On ne peut pas cette fois se contenter d’avancer les explications contingentes de la primaire interne pour l’élection présidentielle de 2006. Difficile, en effet, de mettre en avant la seule exploitation habile d’une bulle médiatique ou d’une popularité acquise auprès de l’opinion publique – Bertrand Delanoë était en tête dans les sondages auprès des sympathisants et des militants socialistes depuis des mois, devançant Ségolène Royal. Celle-ci n’a pas non plus obtenu le résultat qui pose tant de problème au PS aujourd’hui en jouant à l’excès, comme à l’époque, la femme victime du machisme ambiant. Elle n’en a d’ailleurs même pas eu besoin, tant le « Tout sauf Ségolène » (TSS) s’est déployé clairement avant, pendant et après le Congrès de Reims, au vu et au su de tous les Français. Ségolène Royal n’était plus cette année la candidate « mystérieuse » de 2006. Aujourd’hui, tout le monde sait parfaitement qui elle est – même sa vie privée a été étalée au grand jour. Ses insuffisances et ses maladresses ont été abondamment commentées et disséquées. Sa « performance » baroque au Zénith, par exemple, a été auscultée sous toutes les coutures. D’aucuns pourront souligner qu’elle a certainement obtenu ce qu’elle recherchait à travers cette médiatisation à outrance mais il est difficile de dire qu’elle n’a pas été soumise à une analyse attentive de tous les aspects de sa personnalité.
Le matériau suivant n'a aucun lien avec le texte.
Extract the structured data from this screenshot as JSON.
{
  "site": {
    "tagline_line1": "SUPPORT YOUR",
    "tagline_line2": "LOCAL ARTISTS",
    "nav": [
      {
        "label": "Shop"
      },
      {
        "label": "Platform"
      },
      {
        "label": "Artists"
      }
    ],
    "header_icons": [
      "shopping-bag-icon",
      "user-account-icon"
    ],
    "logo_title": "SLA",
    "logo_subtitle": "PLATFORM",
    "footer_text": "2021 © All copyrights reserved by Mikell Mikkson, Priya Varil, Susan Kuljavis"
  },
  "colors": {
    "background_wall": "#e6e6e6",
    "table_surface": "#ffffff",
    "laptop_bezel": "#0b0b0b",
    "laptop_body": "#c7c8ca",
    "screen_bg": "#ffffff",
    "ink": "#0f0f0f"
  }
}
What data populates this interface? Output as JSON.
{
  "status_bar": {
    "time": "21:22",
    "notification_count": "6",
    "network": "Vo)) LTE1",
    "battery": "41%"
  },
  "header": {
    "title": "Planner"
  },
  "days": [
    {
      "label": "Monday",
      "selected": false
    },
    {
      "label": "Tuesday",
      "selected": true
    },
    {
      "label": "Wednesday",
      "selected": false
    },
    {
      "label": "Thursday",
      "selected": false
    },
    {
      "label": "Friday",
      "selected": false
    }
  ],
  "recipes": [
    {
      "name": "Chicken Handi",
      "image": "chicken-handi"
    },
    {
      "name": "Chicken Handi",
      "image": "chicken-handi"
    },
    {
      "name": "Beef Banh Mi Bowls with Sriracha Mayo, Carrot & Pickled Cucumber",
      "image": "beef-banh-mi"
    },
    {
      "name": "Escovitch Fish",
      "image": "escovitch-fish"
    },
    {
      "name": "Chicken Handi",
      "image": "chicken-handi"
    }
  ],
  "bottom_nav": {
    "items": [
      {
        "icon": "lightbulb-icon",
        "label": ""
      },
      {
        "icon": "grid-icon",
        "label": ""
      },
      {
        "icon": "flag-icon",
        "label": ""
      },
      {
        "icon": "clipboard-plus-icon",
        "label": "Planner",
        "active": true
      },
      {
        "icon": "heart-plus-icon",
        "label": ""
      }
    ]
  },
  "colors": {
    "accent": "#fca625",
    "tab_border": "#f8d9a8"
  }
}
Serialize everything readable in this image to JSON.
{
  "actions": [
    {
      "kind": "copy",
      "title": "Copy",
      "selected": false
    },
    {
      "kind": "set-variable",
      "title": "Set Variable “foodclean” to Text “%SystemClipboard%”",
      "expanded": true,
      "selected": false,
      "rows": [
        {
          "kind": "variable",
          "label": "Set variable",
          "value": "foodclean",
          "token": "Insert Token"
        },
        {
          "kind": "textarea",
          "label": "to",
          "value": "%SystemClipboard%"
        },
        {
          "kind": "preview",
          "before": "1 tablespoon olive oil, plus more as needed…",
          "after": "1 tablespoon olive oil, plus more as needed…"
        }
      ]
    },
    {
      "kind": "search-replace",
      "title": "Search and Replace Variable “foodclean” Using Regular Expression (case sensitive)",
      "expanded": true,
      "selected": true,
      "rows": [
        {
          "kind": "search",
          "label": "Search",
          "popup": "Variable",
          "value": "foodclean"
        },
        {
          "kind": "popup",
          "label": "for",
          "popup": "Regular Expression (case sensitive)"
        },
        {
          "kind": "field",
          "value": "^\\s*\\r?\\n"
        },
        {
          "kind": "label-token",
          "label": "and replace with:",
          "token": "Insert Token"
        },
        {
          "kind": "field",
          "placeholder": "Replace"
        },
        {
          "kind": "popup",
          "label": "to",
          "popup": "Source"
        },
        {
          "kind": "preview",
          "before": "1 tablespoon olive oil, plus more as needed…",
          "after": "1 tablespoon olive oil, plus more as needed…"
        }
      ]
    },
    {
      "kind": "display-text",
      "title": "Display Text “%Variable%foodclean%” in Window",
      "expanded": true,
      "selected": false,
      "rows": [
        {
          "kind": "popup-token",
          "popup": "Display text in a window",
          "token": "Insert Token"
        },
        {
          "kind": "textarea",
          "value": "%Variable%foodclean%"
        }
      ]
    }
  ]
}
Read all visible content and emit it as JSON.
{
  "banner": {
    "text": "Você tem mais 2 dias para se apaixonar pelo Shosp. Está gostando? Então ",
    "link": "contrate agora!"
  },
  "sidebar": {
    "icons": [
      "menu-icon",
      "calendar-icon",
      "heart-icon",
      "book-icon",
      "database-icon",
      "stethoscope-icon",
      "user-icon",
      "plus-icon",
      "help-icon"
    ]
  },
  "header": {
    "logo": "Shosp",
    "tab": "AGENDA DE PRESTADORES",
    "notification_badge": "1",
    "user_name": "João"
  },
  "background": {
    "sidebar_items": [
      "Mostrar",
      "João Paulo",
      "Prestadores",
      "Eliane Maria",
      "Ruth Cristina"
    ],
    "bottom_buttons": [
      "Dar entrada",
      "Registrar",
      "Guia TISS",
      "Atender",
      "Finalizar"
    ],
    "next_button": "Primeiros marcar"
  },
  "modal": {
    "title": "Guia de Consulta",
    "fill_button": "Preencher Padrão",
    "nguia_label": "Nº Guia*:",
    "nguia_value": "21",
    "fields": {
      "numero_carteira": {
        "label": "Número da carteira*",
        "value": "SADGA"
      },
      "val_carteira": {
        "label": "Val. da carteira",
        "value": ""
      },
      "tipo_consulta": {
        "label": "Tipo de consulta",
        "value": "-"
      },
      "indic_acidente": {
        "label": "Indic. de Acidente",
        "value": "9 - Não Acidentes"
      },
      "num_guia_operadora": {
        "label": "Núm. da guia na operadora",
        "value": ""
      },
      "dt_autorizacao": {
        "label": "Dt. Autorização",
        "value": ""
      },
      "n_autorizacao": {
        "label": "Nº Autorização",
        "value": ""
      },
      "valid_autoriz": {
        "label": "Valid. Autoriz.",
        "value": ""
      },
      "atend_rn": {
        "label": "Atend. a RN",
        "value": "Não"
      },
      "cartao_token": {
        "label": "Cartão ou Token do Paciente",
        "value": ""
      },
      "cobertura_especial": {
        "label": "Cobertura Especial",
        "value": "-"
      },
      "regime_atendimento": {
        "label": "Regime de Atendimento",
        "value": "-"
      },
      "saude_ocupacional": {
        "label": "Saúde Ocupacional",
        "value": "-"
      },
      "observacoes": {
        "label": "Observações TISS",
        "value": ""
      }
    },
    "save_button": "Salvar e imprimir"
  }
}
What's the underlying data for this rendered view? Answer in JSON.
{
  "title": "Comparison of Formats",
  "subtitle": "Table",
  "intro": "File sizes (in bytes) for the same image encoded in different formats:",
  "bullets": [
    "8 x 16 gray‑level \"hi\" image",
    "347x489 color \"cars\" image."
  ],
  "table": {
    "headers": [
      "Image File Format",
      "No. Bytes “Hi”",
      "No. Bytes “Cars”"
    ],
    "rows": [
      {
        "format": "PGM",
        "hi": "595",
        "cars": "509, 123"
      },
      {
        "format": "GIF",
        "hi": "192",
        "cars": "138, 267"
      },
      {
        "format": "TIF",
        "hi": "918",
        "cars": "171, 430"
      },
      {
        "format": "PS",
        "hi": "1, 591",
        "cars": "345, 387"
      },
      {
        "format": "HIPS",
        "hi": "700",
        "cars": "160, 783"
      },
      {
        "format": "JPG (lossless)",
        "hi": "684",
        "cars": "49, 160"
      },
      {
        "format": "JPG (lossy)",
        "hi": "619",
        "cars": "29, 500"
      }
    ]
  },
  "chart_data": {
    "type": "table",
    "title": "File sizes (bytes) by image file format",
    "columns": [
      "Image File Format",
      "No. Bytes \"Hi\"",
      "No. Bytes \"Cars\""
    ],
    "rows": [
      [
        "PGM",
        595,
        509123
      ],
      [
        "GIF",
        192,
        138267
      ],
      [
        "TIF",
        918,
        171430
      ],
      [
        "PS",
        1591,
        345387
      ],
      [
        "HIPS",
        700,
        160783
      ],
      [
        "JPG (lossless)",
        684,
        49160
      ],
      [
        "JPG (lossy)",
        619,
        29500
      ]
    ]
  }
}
On peut avancer une double explication à cette résilience politique tout à fait étonnante. La première, celle volontiers mise en avant par les partisans de Ségolène Royal, est que sa proposition de rénovation du PS, et plus généralement de la politique, retient l’attention au sein du parti comme à l’extérieur. Qu’au cœur même de cette organisation usée, vieillie et fatiguée qu’est le PS, une moitié des militants souhaite désormais en finir avec les vieilles pratiques en ouvrant portes et fenêtres. Certes. Cela confirme que même dans la pire des oligarchies partisanes, en dépit d’intérêts locaux préservés coûte que coûte par un appareil déconnecté de la société, la dynamique du changement nécessaire passe malgré tout. Mais cette explication reste insuffisante.
Elle doit être complétée par une seconde, plus structurelle et moins facile à exploiter par les partisans de Ségolène Royal : leur candidate n’a rien d’une marginale au PS. Elle est le produit de ce parti, et elle s’appuie, précisément depuis qu’elle a lancé en 2006 sa candidature à l’élection présidentielle, sur les ressources les plus conventionnelles de celui-ci. Ce qui laisse penser d’ailleurs que, quelle que soit l’issue des déchirements actuels, Ségolène Royal et ses alliés ne quitteront pas le parti. Ils y resteront, même minoritaires, afin de bénéficier au mieux des possibilités offertes par celui-ci en tant que plate-forme logistique et financière pour les élections. Une analyse attentive de ses résultats depuis la primaire de 2006 montre qu’elle a parfaitement su s’attacher le soutien d’une fraction conséquente du « vieux parti » : à la fois de grosses fédérations aux pratiques « traditionnelles » (Bouches-du-Rhône, Hérault…) et de personnalités parfaitement rompues aux manœuvres d’appareil (Vincent Peillon, François Rebsamen, Julien Dray, David Assouline…). Elle a ainsi construit en quelques années un véritable réseau au sein du PS qui sans ressembler jusqu’ici à un courant classique – c’est désormais le cas depuis le dépôt d’une motion en son nom au congrès de Reims et la désignation de membres de son courant dans les instances nationales – n’en est pas moins le fondement de la dynamique qui l’a conduite à recueillir la moitié des votes des militants lors de l’élection au premier secrétariat le 21 novembre dernier. Et donc à pouvoir légitimement, aujourd’hui, contester l’élection de sa rivale Martine Aubry dans ce scrutin très serré.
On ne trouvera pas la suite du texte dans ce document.